Inleiding SLA op gebruikersniveau

Het begrip ‘SLA’ is al jaren ingeburgerd bij zowel klant als leverancier. Toch is dit concept van het maken van afspraken over de ICT-dienstverlening en het bewaken, rapporteren en verbeteren daarvan sterk aan verandering onderhevig. De oorzaak is gelegen in de gestaag toenemende business-alignment van serviceorganisaties. De resultaten hiervan vinden hun weerslag in de overeengekomen SLA’ s en de rapportages daarover op gebruikersniveau.
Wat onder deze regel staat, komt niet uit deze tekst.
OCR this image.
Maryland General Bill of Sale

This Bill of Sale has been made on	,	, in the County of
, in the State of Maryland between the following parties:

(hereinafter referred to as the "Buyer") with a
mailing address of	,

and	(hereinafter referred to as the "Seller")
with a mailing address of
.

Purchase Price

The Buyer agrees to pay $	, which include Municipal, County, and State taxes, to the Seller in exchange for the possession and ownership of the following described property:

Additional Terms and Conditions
Dit artikel karakteriseert de groeistadia van deze business-alignment en geeft een oplossings-richting aan voor de volgende stap, de eindgebruikerstevredenheid.

Probleemstelling

Van oudsher zijn SLA’s sterk ICT-georiënteerd. De afspraken waren vooral gebaseerd op technische objecten die voor de ICT-ers herkenbaar waren maar niet voor de gebruikers die de services afnamen. De Key Performance Indicators (KPI’s) die deze objecten meetbaar maakten hadden dan ook een overwegend technisch karakter zoals de opslagcapaciteit, de capaciteit in bandbreedte en beschikbaarheid gemeten in platform uptime.

tool maturity

Figuur 1, Toolvolwassenwording.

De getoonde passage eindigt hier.